Traveling to a different time zone

  • Be patient. Our internal clock will initially be out of sync with the local time. Typically, it takes our bodies one day to adjust for every hour you gain or lose. Your kids may be a little cranky as they sort this out.
  • If your trip is short, you might choose to keep your child in their original time zone. For example, if you are traveling to a place where it is 3 hours later and your child usually goes to bed at 7 p.m., put them to bed at 10 p.m. during your trip.
  • If you are staying in a different time zone for several weeks, give your body (and your children’s bodies!) time to adjust.
  • Always use the first day and night to recover from the trip. Try not to plan activities and get some good rest before going into more adventures. The next day, start doing everything at the local time.
  • Getting your baby (and everyone else!) exposed to natural light and fresh air is the best way to help the body adjust to the new time zone. Thanks, circadian rhythm!
  • Consider a little short-term help. “I am not in favor of melatonin as a solution for normal children\’s sleep challenges. However melatonin has been shown to be helpful for jet lag,” Lola says. “Ask your pediatrician if they consider this is a good option for your children the first night of your trip.”

 The Return Home

  • Traveling from West to East is always harder than traveling from East to West. So, depending on where your destination was you might have an easier way back or a harder way back.
  • As you settle back home, ideally try to return a couple of days in advance from sending your children to school again to allow them a few nights of good sleep to feel better rested.
  • You might have had different sleep arrangements during your trip, but as you return home help your children follow the routines that work best for everyone. This might mean showing your children that they will sleep in their own rooms and not with you.
  • \”I personally enjoy being back in my own bed and room when I come back from a trip. Help your children embrace this feeling of being back in their own rooms too\”.

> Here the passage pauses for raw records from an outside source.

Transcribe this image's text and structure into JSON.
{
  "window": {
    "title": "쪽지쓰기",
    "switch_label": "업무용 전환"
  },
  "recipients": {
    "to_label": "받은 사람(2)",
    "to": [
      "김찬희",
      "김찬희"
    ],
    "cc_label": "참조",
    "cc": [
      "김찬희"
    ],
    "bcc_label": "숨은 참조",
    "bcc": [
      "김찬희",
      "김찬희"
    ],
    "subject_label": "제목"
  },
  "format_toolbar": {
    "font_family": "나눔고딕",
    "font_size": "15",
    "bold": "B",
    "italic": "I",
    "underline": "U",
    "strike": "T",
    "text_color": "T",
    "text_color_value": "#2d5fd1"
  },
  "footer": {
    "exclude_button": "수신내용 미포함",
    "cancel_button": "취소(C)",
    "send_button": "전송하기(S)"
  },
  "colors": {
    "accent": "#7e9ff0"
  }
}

Above all, says Lola, be flexible! We know this doesn’t come naturally to everyone, but it really is imperative to have an open mind and some flexibility when you’re traveling with your baby. Accept that you can’t control all the variables, and allow yourself to relax into your vacation.

“Some families enjoy staying on a regular schedule, while others enjoy just going with the flow,” Lola says. “Whatever type your family is, remember that we always need to sleep. So even if you enjoy no schedule, paying attention to your baby’s sleep cues or your children’s need for sleep, in general, will be necessary to make the time pleasant for everyone.”